By Salvatore Salamone
February 10, 2003 | Most life science companies size up clusters or grids in terms of the number of floating-point operations per second, or flops, (flops) they deliver, but there is a growing trend to look instead at the number of flops per year, or FLOPYs.
“The progress of science and the quality of research are strongly related to throughput,” says Miron Livny, a professor in the Computer Sciences Department at the University of Wisconsin. “We should be looking at how much can we push through a system in a sustained way… It’s not how fast can I do [something], but how much can I do by a certain deadline.”
Other scientists echo his sentiments. “High-throughput computing is the key,” said Bruce Ling, Tularik Inc.’s director of bioinformatics, in a talk at the recent Executive IT Life Science Forum, held in New York City. “That means the effective management and exploitation of all available computing resources.”
Specifically, Ling, Livny, and others are pointing out that in silico scientific research requires a combination of high performance and high availability.
“There’s a good sports analogy to highthroughput computing that people should keep in mind,” says systems consultant Raymond Lopez. “You can have a team of superstars, but if some are always out with injuries, others get into fights on the court and are suspended, and others simply perform poorly because of personal problems, you don’t win as often as you should.”
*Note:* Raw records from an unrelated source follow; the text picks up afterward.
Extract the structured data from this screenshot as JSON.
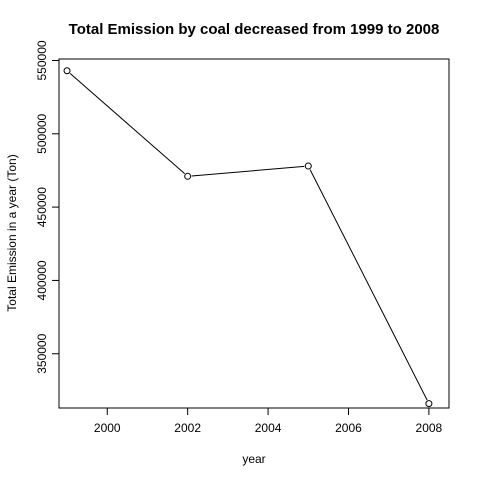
{
  "chart_data": {
    "type": "line",
    "title": "Total Emission by coal decreased from 1999 to 2008",
    "xlabel": "year",
    "ylabel": "Total Emission in a year (Ton)",
    "x": [
      1999,
      2002,
      2005,
      2008
    ],
    "series": [
      {
        "values": [
          543000,
          471000,
          478000,
          316000
        ]
      }
    ],
    "xlim": [
      1998.8,
      2008.5
    ],
    "ylim": [
      313000,
      551000
    ],
    "x_ticks": [
      2000,
      2002,
      2004,
      2006,
      2008
    ],
    "y_ticks": [
      350000,
      400000,
      450000,
      500000,
      550000
    ],
    "x_tick_labels": [
      "2000",
      "2002",
      "2004",
      "2006",
      "2008"
    ],
    "y_tick_labels": [
      "350000",
      "400000",
      "450000",
      "500000",
      "550000"
    ],
    "grid": false,
    "markers": "open-circle",
    "line_color": "#000000"
  }
}
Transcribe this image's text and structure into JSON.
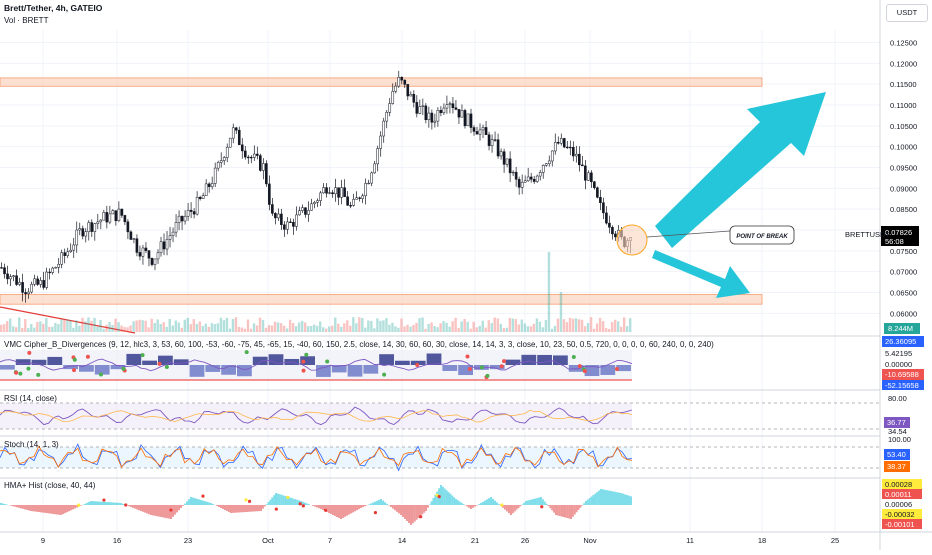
{
  "header": {
    "symbol_title": "Brett/Tether, 4h, GATEIO",
    "volume_label": "Vol · BRETT",
    "currency_button": "USDT"
  },
  "price_axis": {
    "ticks": [
      "0.12500",
      "0.12000",
      "0.11500",
      "0.11000",
      "0.10500",
      "0.10000",
      "0.09500",
      "0.09000",
      "0.08500",
      "0.08000",
      "0.07500",
      "0.07000",
      "0.06500",
      "0.06000"
    ],
    "current_price": "0.07826",
    "countdown": "56:08",
    "symbol_badge": "BRETTUSDT"
  },
  "time_axis": {
    "labels": [
      "9",
      "16",
      "23",
      "Oct",
      "7",
      "14",
      "21",
      "26",
      "Nov",
      "11",
      "18",
      "25"
    ]
  },
  "annotations": {
    "point_of_break": "POINT OF BREAK"
  },
  "volume": {
    "value_badge": "8.244M"
  },
  "indicators": {
    "vmc": {
      "title": "VMC Cipher_B_Divergences (9, 12, hlc3, 3, 53, 60, 100, -53, -60, -75, 45, -65, 15, -40, 60, 150, 2.5, close, 14, 30, 60, 60, 30, close, 14, 14, 3, 3, close, 10, 23, 50, 0.5, 720, 0, 0, 0, 0, 60, 240, 0, 0, 240)",
      "labels": [
        "26.36095",
        "5.42195",
        "0.00000",
        "-10.69588",
        "-52.15658"
      ]
    },
    "rsi": {
      "title": "RSI (14, close)",
      "labels": [
        "80.00",
        "36.77",
        "34.54"
      ]
    },
    "stoch": {
      "title": "Stoch (14, 1, 3)",
      "labels": [
        "100.00",
        "53.40",
        "38.37"
      ]
    },
    "hma": {
      "title": "HMA+ Hist (close, 40, 44)",
      "labels": [
        "0.00028",
        "0.00011",
        "0.00006",
        "-0.00032",
        "-0.00101"
      ]
    }
  },
  "colors": {
    "up": "#26a69a",
    "down": "#ef5350",
    "zone_fill": "#fbd3bd",
    "zone_stroke": "#f59b6b",
    "arrow": "#26c6da",
    "trendline": "#e53935",
    "price_badge": "#2962ff"
  },
  "chart_data": {
    "type": "candlestick",
    "title": "Brett/Tether, 4h, GATEIO",
    "ylim": [
      0.056,
      0.128
    ],
    "y_ticks": [
      0.125,
      0.12,
      0.115,
      0.11,
      0.105,
      0.1,
      0.095,
      0.09,
      0.085,
      0.08,
      0.075,
      0.07,
      0.065,
      0.06
    ],
    "x_tick_labels": [
      "9",
      "16",
      "23",
      "Oct",
      "7",
      "14",
      "21",
      "26",
      "Nov",
      "11",
      "18",
      "25"
    ],
    "price_path_anchors": [
      [
        0,
        0.071
      ],
      [
        3,
        0.066
      ],
      [
        5,
        0.067
      ],
      [
        8,
        0.074
      ],
      [
        10,
        0.08
      ],
      [
        13,
        0.083
      ],
      [
        15,
        0.084
      ],
      [
        17,
        0.076
      ],
      [
        19,
        0.073
      ],
      [
        22,
        0.081
      ],
      [
        25,
        0.087
      ],
      [
        27,
        0.094
      ],
      [
        29,
        0.104
      ],
      [
        31,
        0.098
      ],
      [
        33,
        0.095
      ],
      [
        34,
        0.083
      ],
      [
        36,
        0.081
      ],
      [
        39,
        0.086
      ],
      [
        41,
        0.091
      ],
      [
        43,
        0.088
      ],
      [
        44,
        0.085
      ],
      [
        46,
        0.092
      ],
      [
        47,
        0.098
      ],
      [
        49,
        0.113
      ],
      [
        50,
        0.116
      ],
      [
        52,
        0.11
      ],
      [
        54,
        0.106
      ],
      [
        56,
        0.112
      ],
      [
        58,
        0.107
      ],
      [
        60,
        0.104
      ],
      [
        62,
        0.1
      ],
      [
        64,
        0.094
      ],
      [
        65,
        0.09
      ],
      [
        67,
        0.093
      ],
      [
        68,
        0.096
      ],
      [
        70,
        0.101
      ],
      [
        72,
        0.098
      ],
      [
        74,
        0.091
      ],
      [
        75,
        0.086
      ],
      [
        77,
        0.08
      ],
      [
        78,
        0.077
      ],
      [
        79,
        0.0783
      ]
    ],
    "resistance_zone": [
      0.1145,
      0.1165
    ],
    "support_zone": [
      0.0622,
      0.0645
    ],
    "current_price": 0.07826,
    "annotation": "POINT OF BREAK"
  }
}
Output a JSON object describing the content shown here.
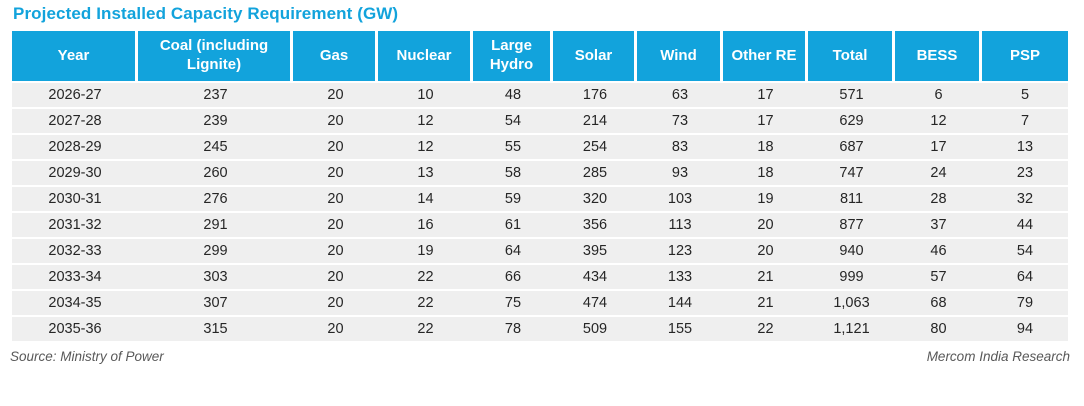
{
  "title": "Projected Installed Capacity Requirement (GW)",
  "source_note": "Source: Ministry of Power",
  "attribution": "Mercom India Research",
  "colors": {
    "accent": "#12A3DC",
    "header_background": "#12A3DC",
    "header_text": "#FFFFFF",
    "row_background": "#EFEFEF",
    "body_text": "#262626",
    "footer_text": "#595959"
  },
  "table": {
    "columns": [
      "Year",
      "Coal (including Lignite)",
      "Gas",
      "Nuclear",
      "Large Hydro",
      "Solar",
      "Wind",
      "Other RE",
      "Total",
      "BESS",
      "PSP"
    ],
    "rows": [
      [
        "2026-27",
        "237",
        "20",
        "10",
        "48",
        "176",
        "63",
        "17",
        "571",
        "6",
        "5"
      ],
      [
        "2027-28",
        "239",
        "20",
        "12",
        "54",
        "214",
        "73",
        "17",
        "629",
        "12",
        "7"
      ],
      [
        "2028-29",
        "245",
        "20",
        "12",
        "55",
        "254",
        "83",
        "18",
        "687",
        "17",
        "13"
      ],
      [
        "2029-30",
        "260",
        "20",
        "13",
        "58",
        "285",
        "93",
        "18",
        "747",
        "24",
        "23"
      ],
      [
        "2030-31",
        "276",
        "20",
        "14",
        "59",
        "320",
        "103",
        "19",
        "811",
        "28",
        "32"
      ],
      [
        "2031-32",
        "291",
        "20",
        "16",
        "61",
        "356",
        "113",
        "20",
        "877",
        "37",
        "44"
      ],
      [
        "2032-33",
        "299",
        "20",
        "19",
        "64",
        "395",
        "123",
        "20",
        "940",
        "46",
        "54"
      ],
      [
        "2033-34",
        "303",
        "20",
        "22",
        "66",
        "434",
        "133",
        "21",
        "999",
        "57",
        "64"
      ],
      [
        "2034-35",
        "307",
        "20",
        "22",
        "75",
        "474",
        "144",
        "21",
        "1,063",
        "68",
        "79"
      ],
      [
        "2035-36",
        "315",
        "20",
        "22",
        "78",
        "509",
        "155",
        "22",
        "1,121",
        "80",
        "94"
      ]
    ]
  },
  "chart_data": {
    "type": "table",
    "title": "Projected Installed Capacity Requirement (GW)",
    "categories": [
      "2026-27",
      "2027-28",
      "2028-29",
      "2029-30",
      "2030-31",
      "2031-32",
      "2032-33",
      "2033-34",
      "2034-35",
      "2035-36"
    ],
    "series": [
      {
        "name": "Coal (including Lignite)",
        "values": [
          237,
          239,
          245,
          260,
          276,
          291,
          299,
          303,
          307,
          315
        ]
      },
      {
        "name": "Gas",
        "values": [
          20,
          20,
          20,
          20,
          20,
          20,
          20,
          20,
          20,
          20
        ]
      },
      {
        "name": "Nuclear",
        "values": [
          10,
          12,
          12,
          13,
          14,
          16,
          19,
          22,
          22,
          22
        ]
      },
      {
        "name": "Large Hydro",
        "values": [
          48,
          54,
          55,
          58,
          59,
          61,
          64,
          66,
          75,
          78
        ]
      },
      {
        "name": "Solar",
        "values": [
          176,
          214,
          254,
          285,
          320,
          356,
          395,
          434,
          474,
          509
        ]
      },
      {
        "name": "Wind",
        "values": [
          63,
          73,
          83,
          93,
          103,
          113,
          123,
          133,
          144,
          155
        ]
      },
      {
        "name": "Other RE",
        "values": [
          17,
          17,
          18,
          18,
          19,
          20,
          20,
          21,
          21,
          22
        ]
      },
      {
        "name": "Total",
        "values": [
          571,
          629,
          687,
          747,
          811,
          877,
          940,
          999,
          1063,
          1121
        ]
      },
      {
        "name": "BESS",
        "values": [
          6,
          12,
          17,
          24,
          28,
          37,
          46,
          57,
          68,
          80
        ]
      },
      {
        "name": "PSP",
        "values": [
          5,
          7,
          13,
          23,
          32,
          44,
          54,
          64,
          79,
          94
        ]
      }
    ],
    "unit": "GW",
    "xlabel": "Year",
    "ylabel": ""
  }
}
Likewise with high-throughput computing (HTC). “If you have computers that are not available because they break down, jobs that cannot run because they lack the right number of software licenses, or a computer is just not tuned to maximum performance, you run fewer computational jobs in a given period of time.”
Optimal HTC requires everything in a cluster or grid to be in good working order, meaning each time a scientist submits a job, the computers and software are 100 percent available.
But ensuring systems availability in a distributed computing environment is not trivial. Managers have typically turned to software to help keep their systems and the computational jobs running.
Many organizations use job management and scheduling software from companies like Platform Computing Inc. or TurboWorx Inc. to make sure that each computational task has the appropriate resources such as an adequate number of software licenses of analytical applications.
Additionally, companies like the consultancy BioTeam Inc. have advocated a unique approach to high availability. BioTeam puts clusters on a separate network so they are immune to the normal company network traffic and operations. The idea is a cluster should operate as a dedicated scientific computing system. Such dedicated systems would likely be better managed and have less downtime than a bound-in traditional cluster, which taps unused systems spread throughout a lab or company.
But even with better management tools and dedicated systems, other availability issues must be taken into account. One is software portability. “If you’ve optimized an application for one platform and you install a new platform and you can’t run it for two months, that’s a throughput problem,” Livny says. He notes if you can’t run a job for a few months, the in silico research does not get done.
Sustaining throughput gets even more complicated in grids. “The challenge for grids has been how to deal with scheduling and fault tolerance,” says Daniel Reed, director of the National Center for Supercomputing Applications.
Grids can pose a tougher availability challenge to managers. For instance, if a server in a cluster freezes up, someone in that lab can simply reboot that server and let the computation resume. But when problems arise in a geographically distributed grid, restoring the system is no easy task. “There’s no single reboot button,” Livny says.
Sidebar: Flipping FLOPYs
One way to measure a cluster’s rate of throughput is to calculate FLOPYs -- the number of floating-point operations a system can complete in one year.
FLOPYs are calculated by multiplying the number of system FLOPs (floating-point operations per second) times the number of seconds in a year (31,536,000), assuming the cluster is running 24x7 at 100 percent CPU capacity. For example, a 100-gigaFLOP cluster would be rated at 3.154 exaFLOPYs (3.154 quintillion FLOPs per year). But note that, like fuel economy, mileage may vary. Most systems run, on average, at about 20 percent CPU utilization, not 100 percent as this calculation assumes.